Pero, atención, hablamos de la evaluación. Ese proceso de juicio sobre el trabajo y los conocimientos que demuestran nuestros alumnos, sobre el que reflexionamos -en general- tan poco, y tan lleno de atavismos, como el boli rojo, el "te pongo un cero" o "te pongo un positivo". Tres prácticas que no he hecho nunca, por cierto. Otra cosa es llevar un control de las tareas, un cuaderno de clase del profesor... Pero bien, volviendo a la evaluación, es un tema controvertido, pobremente entendido como un proceso unidireccional, de docente a discente, cuando también ha de darnos información de nuestro desempeño en el aula, de qué recursos han funcionado y cuáles no, de qué podemos desdeñar para otros cursos y qué es valioso, y qué podemos hacer para mejorar todo, nuestra práctica, el trabajo del alumnado y la manera en que adquieren sus conocimientos.
Ya digo, se piensa poco en la evaluación como tal, se dan por sentadas muchas cosas. Recuerdo una conversación con un profesor de informática en secundaria que diferenciaba entre 4.9, suspenso, y 5.0, aprobado, casi como un axioma científico.
No creo que el profesorado sea un ente malvado que quiere fastidiar a sus discípulos. No me consta.
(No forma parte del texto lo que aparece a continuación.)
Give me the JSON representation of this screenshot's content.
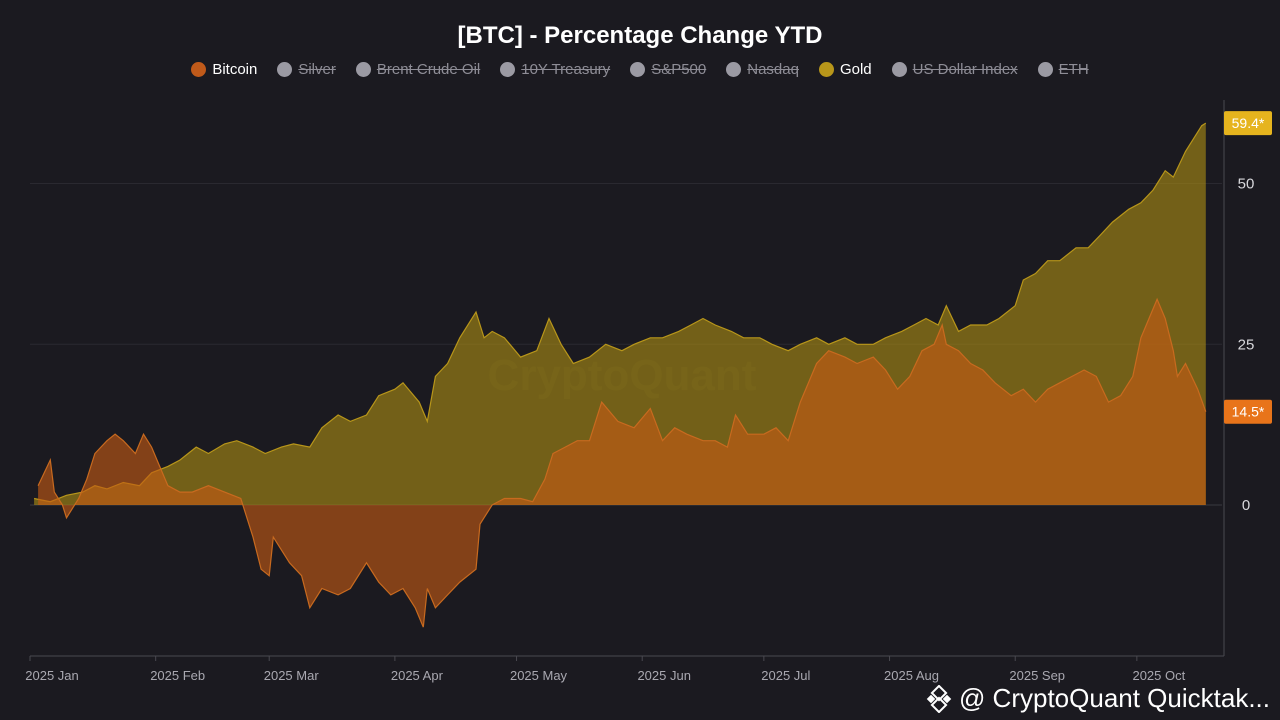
{
  "title": "[BTC] - Percentage Change YTD",
  "legend": [
    {
      "label": "Bitcoin",
      "color": "#c05a1a",
      "active": true
    },
    {
      "label": "Silver",
      "color": "#9b9aa3",
      "active": false
    },
    {
      "label": "Brent Crude Oil",
      "color": "#9b9aa3",
      "active": false
    },
    {
      "label": "10Y Treasury",
      "color": "#9b9aa3",
      "active": false
    },
    {
      "label": "S&P500",
      "color": "#9b9aa3",
      "active": false
    },
    {
      "label": "Nasdaq",
      "color": "#9b9aa3",
      "active": false
    },
    {
      "label": "Gold",
      "color": "#b8961a",
      "active": true
    },
    {
      "label": "US Dollar Index",
      "color": "#9b9aa3",
      "active": false
    },
    {
      "label": "ETH",
      "color": "#9b9aa3",
      "active": false
    }
  ],
  "watermark": "CryptoQuant",
  "attribution": "@ CryptoQuant Quicktak...",
  "attribution_sub": "",
  "chart_data": {
    "type": "area",
    "title": "[BTC] - Percentage Change YTD",
    "x_tick_labels": [
      "2025 Jan",
      "2025 Feb",
      "2025 Mar",
      "2025 Apr",
      "2025 May",
      "2025 Jun",
      "2025 Jul",
      "2025 Aug",
      "2025 Sep",
      "2025 Oct"
    ],
    "y_ticks": [
      0,
      25,
      50
    ],
    "ylim": [
      -23.5,
      63
    ],
    "xlim": [
      "2025-01-01",
      "2025-10-22"
    ],
    "grid": true,
    "legend_position": "top",
    "series": [
      {
        "name": "Bitcoin",
        "color": "#c05a1a",
        "last_value_label": "14.5*",
        "points": [
          [
            "2025-01-03",
            3
          ],
          [
            "2025-01-06",
            7
          ],
          [
            "2025-01-07",
            2
          ],
          [
            "2025-01-09",
            0
          ],
          [
            "2025-01-10",
            -2
          ],
          [
            "2025-01-13",
            1
          ],
          [
            "2025-01-15",
            4
          ],
          [
            "2025-01-17",
            8
          ],
          [
            "2025-01-20",
            10
          ],
          [
            "2025-01-22",
            11
          ],
          [
            "2025-01-24",
            10
          ],
          [
            "2025-01-27",
            8
          ],
          [
            "2025-01-29",
            11
          ],
          [
            "2025-01-31",
            9
          ],
          [
            "2025-02-02",
            6
          ],
          [
            "2025-02-04",
            3
          ],
          [
            "2025-02-07",
            2
          ],
          [
            "2025-02-10",
            2
          ],
          [
            "2025-02-14",
            3
          ],
          [
            "2025-02-18",
            2
          ],
          [
            "2025-02-22",
            1
          ],
          [
            "2025-02-25",
            -5
          ],
          [
            "2025-02-27",
            -10
          ],
          [
            "2025-03-01",
            -11
          ],
          [
            "2025-03-02",
            -5
          ],
          [
            "2025-03-04",
            -7
          ],
          [
            "2025-03-06",
            -9
          ],
          [
            "2025-03-09",
            -11
          ],
          [
            "2025-03-11",
            -16
          ],
          [
            "2025-03-14",
            -13
          ],
          [
            "2025-03-18",
            -14
          ],
          [
            "2025-03-21",
            -13
          ],
          [
            "2025-03-25",
            -9
          ],
          [
            "2025-03-28",
            -12
          ],
          [
            "2025-03-31",
            -14
          ],
          [
            "2025-04-03",
            -13
          ],
          [
            "2025-04-06",
            -16
          ],
          [
            "2025-04-08",
            -19
          ],
          [
            "2025-04-09",
            -13
          ],
          [
            "2025-04-11",
            -16
          ],
          [
            "2025-04-14",
            -14
          ],
          [
            "2025-04-17",
            -12
          ],
          [
            "2025-04-21",
            -10
          ],
          [
            "2025-04-22",
            -3
          ],
          [
            "2025-04-25",
            0
          ],
          [
            "2025-04-28",
            1
          ],
          [
            "2025-05-02",
            1
          ],
          [
            "2025-05-05",
            0.5
          ],
          [
            "2025-05-08",
            4
          ],
          [
            "2025-05-10",
            8
          ],
          [
            "2025-05-13",
            9
          ],
          [
            "2025-05-16",
            10
          ],
          [
            "2025-05-19",
            10
          ],
          [
            "2025-05-22",
            16
          ],
          [
            "2025-05-26",
            13
          ],
          [
            "2025-05-30",
            12
          ],
          [
            "2025-06-03",
            15
          ],
          [
            "2025-06-06",
            10
          ],
          [
            "2025-06-09",
            12
          ],
          [
            "2025-06-12",
            11
          ],
          [
            "2025-06-16",
            10
          ],
          [
            "2025-06-19",
            10
          ],
          [
            "2025-06-22",
            9
          ],
          [
            "2025-06-24",
            14
          ],
          [
            "2025-06-27",
            11
          ],
          [
            "2025-07-01",
            11
          ],
          [
            "2025-07-04",
            12
          ],
          [
            "2025-07-07",
            10
          ],
          [
            "2025-07-10",
            16
          ],
          [
            "2025-07-14",
            22
          ],
          [
            "2025-07-17",
            24
          ],
          [
            "2025-07-21",
            23
          ],
          [
            "2025-07-24",
            22
          ],
          [
            "2025-07-28",
            23
          ],
          [
            "2025-07-31",
            21
          ],
          [
            "2025-08-03",
            18
          ],
          [
            "2025-08-06",
            20
          ],
          [
            "2025-08-09",
            24
          ],
          [
            "2025-08-12",
            25
          ],
          [
            "2025-08-14",
            28
          ],
          [
            "2025-08-15",
            25
          ],
          [
            "2025-08-18",
            24
          ],
          [
            "2025-08-21",
            22
          ],
          [
            "2025-08-24",
            21
          ],
          [
            "2025-08-27",
            19
          ],
          [
            "2025-08-31",
            17
          ],
          [
            "2025-09-03",
            18
          ],
          [
            "2025-09-06",
            16
          ],
          [
            "2025-09-09",
            18
          ],
          [
            "2025-09-12",
            19
          ],
          [
            "2025-09-15",
            20
          ],
          [
            "2025-09-18",
            21
          ],
          [
            "2025-09-21",
            20
          ],
          [
            "2025-09-24",
            16
          ],
          [
            "2025-09-27",
            17
          ],
          [
            "2025-09-30",
            20
          ],
          [
            "2025-10-02",
            26
          ],
          [
            "2025-10-04",
            29
          ],
          [
            "2025-10-06",
            32
          ],
          [
            "2025-10-08",
            29
          ],
          [
            "2025-10-10",
            24
          ],
          [
            "2025-10-11",
            20
          ],
          [
            "2025-10-13",
            22
          ],
          [
            "2025-10-16",
            18
          ],
          [
            "2025-10-18",
            14.5
          ]
        ]
      },
      {
        "name": "Gold",
        "color": "#b8961a",
        "last_value_label": "59.4*",
        "points": [
          [
            "2025-01-02",
            1
          ],
          [
            "2025-01-06",
            0.5
          ],
          [
            "2025-01-10",
            1.5
          ],
          [
            "2025-01-14",
            2
          ],
          [
            "2025-01-17",
            3
          ],
          [
            "2025-01-20",
            2.5
          ],
          [
            "2025-01-24",
            3.5
          ],
          [
            "2025-01-28",
            3
          ],
          [
            "2025-01-31",
            5
          ],
          [
            "2025-02-04",
            6
          ],
          [
            "2025-02-07",
            7
          ],
          [
            "2025-02-11",
            9
          ],
          [
            "2025-02-14",
            8
          ],
          [
            "2025-02-18",
            9.5
          ],
          [
            "2025-02-21",
            10
          ],
          [
            "2025-02-25",
            9
          ],
          [
            "2025-02-28",
            8
          ],
          [
            "2025-03-04",
            9
          ],
          [
            "2025-03-07",
            9.5
          ],
          [
            "2025-03-11",
            9
          ],
          [
            "2025-03-14",
            12
          ],
          [
            "2025-03-18",
            14
          ],
          [
            "2025-03-21",
            13
          ],
          [
            "2025-03-25",
            14
          ],
          [
            "2025-03-28",
            17
          ],
          [
            "2025-04-01",
            18
          ],
          [
            "2025-04-03",
            19
          ],
          [
            "2025-04-07",
            16
          ],
          [
            "2025-04-09",
            13
          ],
          [
            "2025-04-11",
            20
          ],
          [
            "2025-04-14",
            22
          ],
          [
            "2025-04-17",
            26
          ],
          [
            "2025-04-21",
            30
          ],
          [
            "2025-04-23",
            26
          ],
          [
            "2025-04-25",
            27
          ],
          [
            "2025-04-28",
            26
          ],
          [
            "2025-05-02",
            23
          ],
          [
            "2025-05-06",
            24
          ],
          [
            "2025-05-09",
            29
          ],
          [
            "2025-05-12",
            25
          ],
          [
            "2025-05-15",
            22
          ],
          [
            "2025-05-19",
            23
          ],
          [
            "2025-05-23",
            25
          ],
          [
            "2025-05-27",
            24
          ],
          [
            "2025-05-30",
            25
          ],
          [
            "2025-06-03",
            26
          ],
          [
            "2025-06-06",
            26
          ],
          [
            "2025-06-10",
            27
          ],
          [
            "2025-06-13",
            28
          ],
          [
            "2025-06-16",
            29
          ],
          [
            "2025-06-19",
            28
          ],
          [
            "2025-06-23",
            27
          ],
          [
            "2025-06-26",
            26
          ],
          [
            "2025-06-30",
            26
          ],
          [
            "2025-07-03",
            25
          ],
          [
            "2025-07-07",
            24
          ],
          [
            "2025-07-10",
            25
          ],
          [
            "2025-07-14",
            26
          ],
          [
            "2025-07-17",
            25
          ],
          [
            "2025-07-21",
            26
          ],
          [
            "2025-07-24",
            25
          ],
          [
            "2025-07-28",
            25
          ],
          [
            "2025-07-31",
            26
          ],
          [
            "2025-08-04",
            27
          ],
          [
            "2025-08-07",
            28
          ],
          [
            "2025-08-10",
            29
          ],
          [
            "2025-08-13",
            28
          ],
          [
            "2025-08-15",
            31
          ],
          [
            "2025-08-18",
            27
          ],
          [
            "2025-08-21",
            28
          ],
          [
            "2025-08-25",
            28
          ],
          [
            "2025-08-28",
            29
          ],
          [
            "2025-09-01",
            31
          ],
          [
            "2025-09-03",
            35
          ],
          [
            "2025-09-06",
            36
          ],
          [
            "2025-09-09",
            38
          ],
          [
            "2025-09-12",
            38
          ],
          [
            "2025-09-16",
            40
          ],
          [
            "2025-09-19",
            40
          ],
          [
            "2025-09-22",
            42
          ],
          [
            "2025-09-25",
            44
          ],
          [
            "2025-09-29",
            46
          ],
          [
            "2025-10-02",
            47
          ],
          [
            "2025-10-05",
            49
          ],
          [
            "2025-10-08",
            52
          ],
          [
            "2025-10-10",
            51
          ],
          [
            "2025-10-13",
            55
          ],
          [
            "2025-10-15",
            57
          ],
          [
            "2025-10-17",
            59
          ],
          [
            "2025-10-18",
            59.4
          ]
        ]
      }
    ]
  }
}
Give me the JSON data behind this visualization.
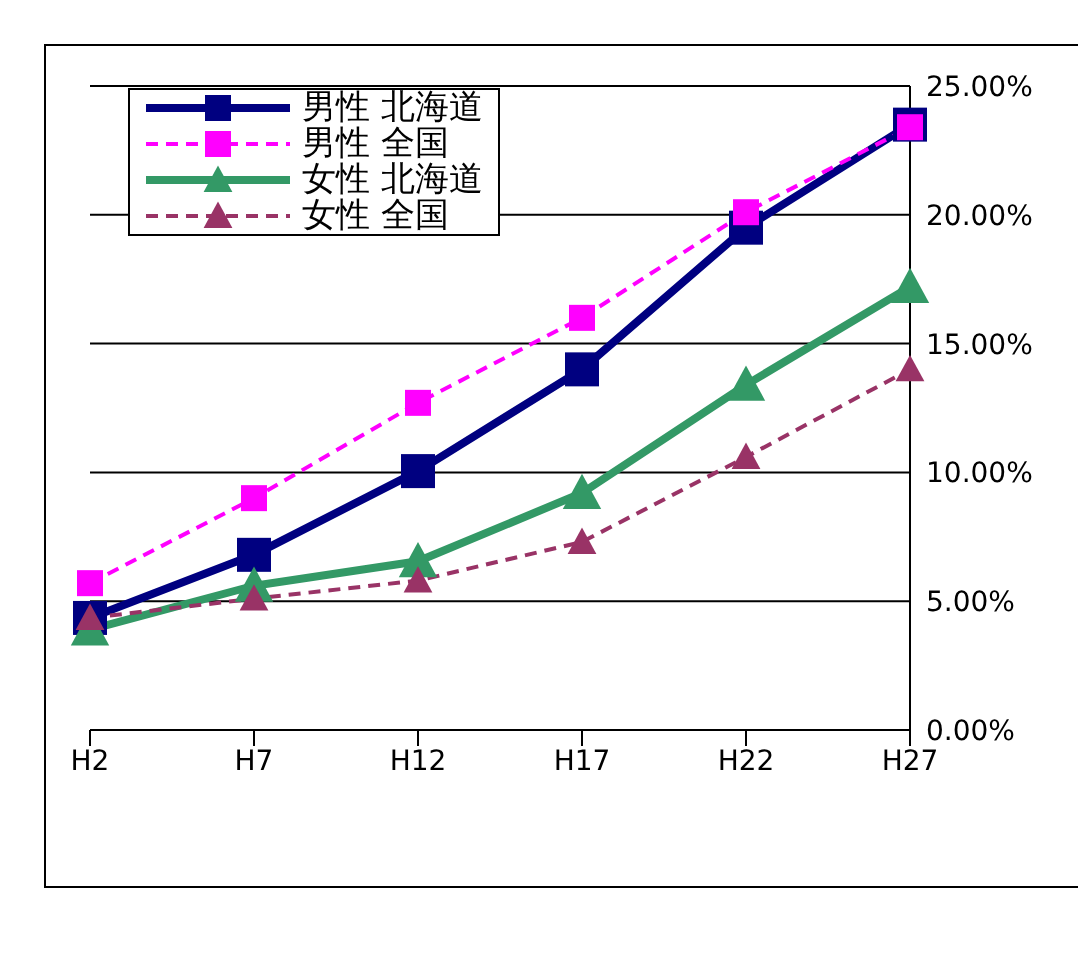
{
  "chart_data": {
    "type": "line",
    "categories": [
      "H2",
      "H7",
      "H12",
      "H17",
      "H22",
      "H27"
    ],
    "series": [
      {
        "name": "男性 北海道",
        "color": "#000080",
        "marker": "square",
        "line_style": "solid",
        "values": [
          4.35,
          6.8,
          10.05,
          14.0,
          19.5,
          23.5
        ]
      },
      {
        "name": "男性 全国",
        "color": "#ff00ff",
        "marker": "square",
        "line_style": "dashed",
        "values": [
          5.7,
          9.0,
          12.7,
          16.0,
          20.1,
          23.4
        ]
      },
      {
        "name": "女性 北海道",
        "color": "#339966",
        "marker": "triangle",
        "line_style": "solid",
        "values": [
          3.9,
          5.6,
          6.55,
          9.2,
          13.4,
          17.2
        ]
      },
      {
        "name": "女性 全国",
        "color": "#993366",
        "marker": "triangle",
        "line_style": "dashed",
        "values": [
          4.35,
          5.1,
          5.8,
          7.3,
          10.6,
          14.0
        ]
      }
    ],
    "ylim": [
      0,
      25
    ],
    "yticks": [
      {
        "value": 0,
        "label": "0.00%"
      },
      {
        "value": 5,
        "label": "5.00%"
      },
      {
        "value": 10,
        "label": "10.00%"
      },
      {
        "value": 15,
        "label": "15.00%"
      },
      {
        "value": 20,
        "label": "20.00%"
      },
      {
        "value": 25,
        "label": "25.00%"
      }
    ],
    "grid": "y",
    "legend": "top left"
  }
}
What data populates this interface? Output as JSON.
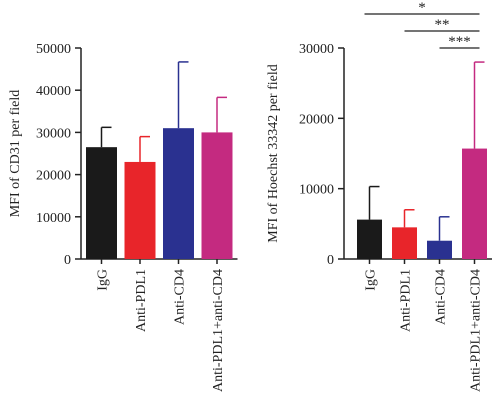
{
  "chart_data": [
    {
      "type": "bar",
      "categories": [
        "IgG",
        "Anti-PDL1",
        "Anti-CD4",
        "Anti-PDL1+anti-CD4"
      ],
      "values": [
        26500,
        23000,
        31000,
        30000
      ],
      "error_upper": [
        31200,
        29000,
        46700,
        38300
      ],
      "ylabel": "MFI of CD31 per field",
      "ylim": [
        0,
        50000
      ],
      "yticks": [
        0,
        10000,
        20000,
        30000,
        40000,
        50000
      ],
      "colors": [
        "#1a1a1a",
        "#e8252a",
        "#2a3190",
        "#c42a80"
      ],
      "significance": []
    },
    {
      "type": "bar",
      "categories": [
        "IgG",
        "Anti-PDL1",
        "Anti-CD4",
        "Anti-PDL1+anti-CD4"
      ],
      "values": [
        5600,
        4500,
        2600,
        15700
      ],
      "error_upper": [
        10300,
        7000,
        6000,
        28000
      ],
      "ylabel": "MFI of Hoechst 33342 per field",
      "ylim": [
        0,
        30000
      ],
      "yticks": [
        0,
        10000,
        20000,
        30000
      ],
      "colors": [
        "#1a1a1a",
        "#e8252a",
        "#2a3190",
        "#c42a80"
      ],
      "significance": [
        {
          "from": 0,
          "to": 3,
          "label": "*"
        },
        {
          "from": 1,
          "to": 3,
          "label": "**"
        },
        {
          "from": 2,
          "to": 3,
          "label": "***"
        }
      ]
    }
  ]
}
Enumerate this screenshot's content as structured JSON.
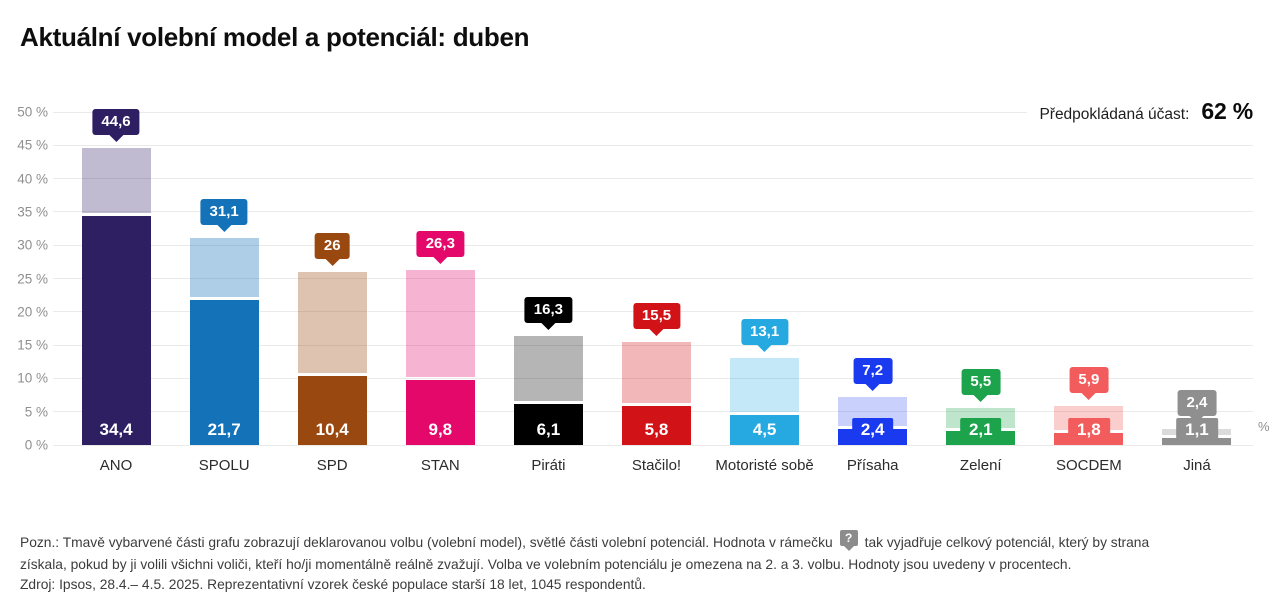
{
  "title": "Aktuální volební model a potenciál: duben",
  "turnout": {
    "label": "Předpokládaná účast:",
    "value": "62 %"
  },
  "axis": {
    "unit": "%"
  },
  "chart_data": {
    "type": "bar",
    "stacked": true,
    "title": "Aktuální volební model a potenciál: duben",
    "categories": [
      "ANO",
      "SPOLU",
      "SPD",
      "STAN",
      "Piráti",
      "Stačilo!",
      "Motoristé sobě",
      "Přísaha",
      "Zelení",
      "SOCDEM",
      "Jiná"
    ],
    "series": [
      {
        "name": "volební model (deklarovaná volba, tmavá část)",
        "values": [
          34.4,
          21.7,
          10.4,
          9.8,
          6.1,
          5.8,
          4.5,
          2.4,
          2.1,
          1.8,
          1.1
        ]
      },
      {
        "name": "volební potenciál (celkem, světlá část)",
        "values": [
          44.6,
          31.1,
          26,
          26.3,
          16.3,
          15.5,
          13.1,
          7.2,
          5.5,
          5.9,
          2.4
        ]
      }
    ],
    "value_labels": [
      "34,4",
      "21,7",
      "10,4",
      "9,8",
      "6,1",
      "5,8",
      "4,5",
      "2,4",
      "2,1",
      "1,8",
      "1,1"
    ],
    "potential_labels": [
      "44,6",
      "31,1",
      "26",
      "26,3",
      "16,3",
      "15,5",
      "13,1",
      "7,2",
      "5,5",
      "5,9",
      "2,4"
    ],
    "bar_colors": [
      "#2d1f62",
      "#1372b8",
      "#99480f",
      "#e3086a",
      "#000000",
      "#d11217",
      "#25a9e0",
      "#1a3af0",
      "#1ca34c",
      "#f25c5c",
      "#8f8f8f"
    ],
    "potential_colors": [
      "rgba(45,31,98,0.30)",
      "rgba(19,114,184,0.35)",
      "rgba(153,72,15,0.33)",
      "rgba(227,8,106,0.30)",
      "rgba(0,0,0,0.29)",
      "rgba(209,18,23,0.30)",
      "rgba(37,169,224,0.27)",
      "rgba(26,58,240,0.24)",
      "rgba(28,163,76,0.28)",
      "rgba(242,92,92,0.30)",
      "rgba(143,143,143,0.32)"
    ],
    "ylim": [
      0,
      50
    ],
    "ytick_step": 5,
    "ytick_suffix": " %",
    "grid": true,
    "unit": "%",
    "legend_position": "none"
  },
  "note": {
    "prefix": "Pozn.: Tmavě vybarvené části grafu zobrazují deklarovanou volbu (volební model), světlé části volební potenciál. Hodnota v rámečku",
    "badge": "?",
    "suffix": "tak vyjadřuje celkový potenciál, který by strana získala, pokud by ji volili všichni voliči, kteří ho/ji momentálně reálně zvažují. Volba ve volebním potenciálu je omezena na 2. a 3. volbu. Hodnoty jsou uvedeny v procentech."
  },
  "source": "Zdroj: Ipsos, 28.4.– 4.5. 2025. Reprezentativní vzorek české populace starší 18 let, 1045 respondentů."
}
Pero sí es verdad que se ha desenfocado la cuestión durante mucho tiempo. De hecho, hay quien dice que sin un cambio en la evaluación, no se puede hablar de verdad de innovación educativa.
Y ahora se plantea la promoción de todo el alumnado, con excepciones. Habrá que ver cómo se articula eso. En mi caso, y no soy tutor de primaria, tengo claro qué alumnos habrían de quedarse en el mismo curso un año más, porque es imposible que se desempeñen bien en el curso siguiente. Y son eso, excepciones.
Muchos compañeros docentes se han puesto de los nervios: ¿Y los contenidos? ¿Y la desmotivación del aprobado general? ¿Y los que han "cumplido" con todo? Parece ser que olvidamos que el aprendizaje ya es una recompensa intrínseca, una satisfacción. Pero si hablamos de "regalar aprobados", pues la cuestión es otra: es la sanción del aprendizaje, de los resultados, de su cuantificación en forma de nota numérica.
Estamos ante una situación nueva. Las soluciones no pueden ser las de siempre. Teniendo en perspectiva que la educación formal va, con más o menor intensidad, de los tres a los dieciocho años, y la obligatoria de los seis a los dieciséis.